Newcastle hopes of getting back on track sunk by Watford’s Odion Ighalo
Newcastle 1 - 2 WatfordHome team scorers
Daryl Janmaat 62
Away team scorers
Odion Jude Ighalo 10
Odion Jude Ighalo 28
Steve McClaren likened last Monday’s defeat at West Ham United to a car crash but remained cautiously optimistic that, back behind the wheel again, his Newcastle United players would safely negotiate the hazards strewn across the road by Watford.
The former England coach had clearly not bargained for his team once again forgetting to keep checking their wing and rear-view mirrors. It left the excellent Odion Ighalo and Troy Deeney free to enjoy themselves as Quique Sánchez Flores’s side continued their promising start to Premier League life.
Newcastle, meanwhile, ended the afternoon stuck in a metaphorical ditch. Forced embarrassingly, off the road by their newly promoted visitors they are still to win a League game this term, have scored only three goals and are only being kept off the bottom of the table by virtue of having a marginally better goal difference than Sunderland.
Exhilarating to watch throughout, Ighalo had dragged two extremely inviting chances wide before enjoying a little more luck with his third attempt. When Massadio Haïdara, Newcastle’s left-back, forfeited posession to Almen Abdi, Watford manoeuvred the ball intelligently into area where, this time, Ighalo made no mistake with a shot squeezed just inside an upright. It was the Nigerian striker’s third goal of the season and 19th in 24 League games during 2015.
If Ighalo is on a hot streak, Papisse Cissé continues to endure a distinctly chilly one. McClaren’s Senegal striker missed three excellent first-half openings, the last of which was gloriously created by Moussa Sissoko’s fine through ball.
It did not take too long to realise both defences were vulnerable with Newcastle’s the wobblier in the face of Ighalo and Deeney as Flores’s decision to switch to good old 4-4-2 looked increasingly inspired.
Very quick and extremely athletic, Watford revelled in finding the flaws in McClaren’s remodelled 4-1-4-1 system featuring Jack Colback in a semi-sweeping, anchoring midfield role. It is a job Gus Poyet, his old manager at Sunderland, claimed the undoubtedly talented midfielder was unsuited to and, on this evidence at least, the Uruguayan was not entirely wrong.
In mitigation, Colback’s cause hardly appeared helped by the reality that, in front of him, Gini Wijnaldum, the team’s marquee £14.5m summer signing, drifted through prolonged periods without even touching the ball.
Further back, Fabricio Coloccini was not having one of his better days at centre half and could only watch in horror as Ighalo rounded Tim Krul before directing a right footed shot into the empty net.
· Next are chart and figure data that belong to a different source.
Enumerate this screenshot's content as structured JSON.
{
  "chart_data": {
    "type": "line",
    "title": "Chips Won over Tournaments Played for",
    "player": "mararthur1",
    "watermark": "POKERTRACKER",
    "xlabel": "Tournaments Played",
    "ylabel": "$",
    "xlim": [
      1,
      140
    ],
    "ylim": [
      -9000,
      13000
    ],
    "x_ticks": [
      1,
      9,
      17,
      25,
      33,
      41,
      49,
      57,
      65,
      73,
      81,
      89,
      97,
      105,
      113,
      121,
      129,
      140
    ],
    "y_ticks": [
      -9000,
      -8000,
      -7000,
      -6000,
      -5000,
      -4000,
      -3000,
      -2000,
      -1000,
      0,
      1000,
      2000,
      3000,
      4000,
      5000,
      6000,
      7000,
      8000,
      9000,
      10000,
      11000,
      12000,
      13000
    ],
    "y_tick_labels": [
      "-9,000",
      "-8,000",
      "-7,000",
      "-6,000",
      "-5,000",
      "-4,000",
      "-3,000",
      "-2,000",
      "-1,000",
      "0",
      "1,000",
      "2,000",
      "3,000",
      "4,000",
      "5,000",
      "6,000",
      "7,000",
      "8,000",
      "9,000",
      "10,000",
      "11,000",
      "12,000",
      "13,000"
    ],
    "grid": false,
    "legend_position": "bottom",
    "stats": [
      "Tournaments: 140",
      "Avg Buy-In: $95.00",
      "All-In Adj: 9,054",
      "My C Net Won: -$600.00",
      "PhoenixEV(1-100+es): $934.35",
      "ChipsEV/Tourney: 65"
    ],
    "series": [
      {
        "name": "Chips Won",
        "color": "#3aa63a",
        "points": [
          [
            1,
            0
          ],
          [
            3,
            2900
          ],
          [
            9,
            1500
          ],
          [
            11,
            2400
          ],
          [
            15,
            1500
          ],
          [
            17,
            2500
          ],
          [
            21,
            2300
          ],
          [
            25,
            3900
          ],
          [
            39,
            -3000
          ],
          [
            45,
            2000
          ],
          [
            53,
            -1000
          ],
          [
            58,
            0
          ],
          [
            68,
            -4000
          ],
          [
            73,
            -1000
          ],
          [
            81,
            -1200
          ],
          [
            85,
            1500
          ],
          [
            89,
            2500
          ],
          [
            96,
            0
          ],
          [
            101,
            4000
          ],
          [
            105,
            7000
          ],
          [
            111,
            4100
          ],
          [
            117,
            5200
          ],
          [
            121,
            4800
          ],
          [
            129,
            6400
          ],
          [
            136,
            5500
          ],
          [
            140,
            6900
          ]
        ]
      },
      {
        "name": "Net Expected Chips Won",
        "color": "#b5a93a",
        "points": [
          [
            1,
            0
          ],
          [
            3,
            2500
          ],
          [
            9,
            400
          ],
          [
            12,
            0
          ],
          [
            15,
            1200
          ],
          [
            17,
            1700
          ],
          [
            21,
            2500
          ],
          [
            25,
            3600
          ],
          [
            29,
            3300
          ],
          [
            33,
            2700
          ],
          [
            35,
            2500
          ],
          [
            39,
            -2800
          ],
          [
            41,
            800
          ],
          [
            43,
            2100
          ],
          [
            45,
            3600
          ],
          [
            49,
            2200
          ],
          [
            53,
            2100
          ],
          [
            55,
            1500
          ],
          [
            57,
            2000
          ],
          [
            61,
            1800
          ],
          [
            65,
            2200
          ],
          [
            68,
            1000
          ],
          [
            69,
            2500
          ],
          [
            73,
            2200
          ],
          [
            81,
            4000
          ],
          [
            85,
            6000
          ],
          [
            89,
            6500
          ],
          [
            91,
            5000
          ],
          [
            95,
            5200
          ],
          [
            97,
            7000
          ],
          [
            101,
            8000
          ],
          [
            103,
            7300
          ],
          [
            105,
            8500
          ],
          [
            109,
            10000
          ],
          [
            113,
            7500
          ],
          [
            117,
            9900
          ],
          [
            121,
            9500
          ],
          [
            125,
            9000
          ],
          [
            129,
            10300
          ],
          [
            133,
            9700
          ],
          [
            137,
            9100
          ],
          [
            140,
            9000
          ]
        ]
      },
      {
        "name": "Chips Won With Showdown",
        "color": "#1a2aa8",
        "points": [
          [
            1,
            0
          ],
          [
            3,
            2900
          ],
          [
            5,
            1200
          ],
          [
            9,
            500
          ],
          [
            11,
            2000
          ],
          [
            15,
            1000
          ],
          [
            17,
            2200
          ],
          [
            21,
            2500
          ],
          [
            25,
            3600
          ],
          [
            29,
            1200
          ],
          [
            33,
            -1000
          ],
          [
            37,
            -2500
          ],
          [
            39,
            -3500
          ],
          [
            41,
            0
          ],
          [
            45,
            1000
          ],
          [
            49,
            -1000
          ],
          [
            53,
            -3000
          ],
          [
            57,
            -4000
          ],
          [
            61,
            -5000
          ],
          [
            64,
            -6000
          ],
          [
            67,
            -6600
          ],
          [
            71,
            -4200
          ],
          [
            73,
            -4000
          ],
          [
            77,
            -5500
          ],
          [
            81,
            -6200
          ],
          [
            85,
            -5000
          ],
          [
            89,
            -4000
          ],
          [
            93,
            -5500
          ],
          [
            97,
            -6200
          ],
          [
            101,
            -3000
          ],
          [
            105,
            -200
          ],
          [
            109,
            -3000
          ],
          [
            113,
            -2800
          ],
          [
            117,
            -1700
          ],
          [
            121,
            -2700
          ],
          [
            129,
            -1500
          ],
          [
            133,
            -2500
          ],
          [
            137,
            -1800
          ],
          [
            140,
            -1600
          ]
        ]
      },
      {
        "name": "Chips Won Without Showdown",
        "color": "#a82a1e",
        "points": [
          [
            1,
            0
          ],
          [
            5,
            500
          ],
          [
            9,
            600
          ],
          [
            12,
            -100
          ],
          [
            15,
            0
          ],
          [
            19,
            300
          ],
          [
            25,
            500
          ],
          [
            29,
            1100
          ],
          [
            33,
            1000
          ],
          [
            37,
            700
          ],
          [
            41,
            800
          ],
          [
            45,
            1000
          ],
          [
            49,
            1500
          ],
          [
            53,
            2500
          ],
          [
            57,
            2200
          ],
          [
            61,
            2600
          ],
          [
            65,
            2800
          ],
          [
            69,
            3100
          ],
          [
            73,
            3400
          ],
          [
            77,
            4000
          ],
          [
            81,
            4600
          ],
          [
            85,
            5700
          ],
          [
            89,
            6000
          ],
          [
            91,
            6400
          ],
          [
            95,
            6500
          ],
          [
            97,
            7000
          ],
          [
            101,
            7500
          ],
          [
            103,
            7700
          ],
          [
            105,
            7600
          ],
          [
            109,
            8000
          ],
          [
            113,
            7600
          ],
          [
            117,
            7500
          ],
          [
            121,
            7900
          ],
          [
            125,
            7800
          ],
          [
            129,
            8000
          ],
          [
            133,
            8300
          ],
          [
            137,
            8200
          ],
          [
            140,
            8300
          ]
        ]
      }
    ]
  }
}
Watford’s speed of thought and foot was such that Newcastle’s fading captain played like a man wearing blinkers.
It was created by Deeney who demonstrated impressive control in chesting down Sebastian Prödl’s long ball before seamlessly cueing his partner up for yet another goal. Once again, Newcastle had been pulled all out of shape and, down in the home dug-out, McClaren was spotted making an urgent seeming telephone call .
The interval beckoned when Heurelho Gomes made his first save, the Watford goalkeeper doing well to repel Florian Thauvin’s stinging first time shot. It was definitely not enough to prevent Newcastle being booed off at the end of the first 45 minutes. Or the Watford fans perched high in the Leazes End serenading McClaren with “sacked in the morning”.
Few were surprised to see Cissé replaced by Siem de Jong for the second period in a re-shuffle featuring Ayoze Pérez’s re-location from the left wing to a central striking role and De Jong assuming the “No10” position.
Another Dutchman, Daryl Janmaat is one of the best players in this team and sure enough the right back got back into things. Overlapping down the right, Janmaat picked out Sissoko before running beyond the midfelder, collecting his cross and shooting unerringly beyond Gomes. It was the first League goal Newcastle had scored since the season’s opening day.
Watford should really have restored their advantage when Ighalo and Denney combined adroitly but Chancel Mbemba’s splendid late intervention as Deeney shaped to shoot ensured renwed hope continued to flicker around St James’.
Playing like a man possessed, Janmaat forced Gomes into a good save, the keeper reacting well to not only tip his left-footed, 25 yard-shot round a post but confirm it was Ighalo’s day.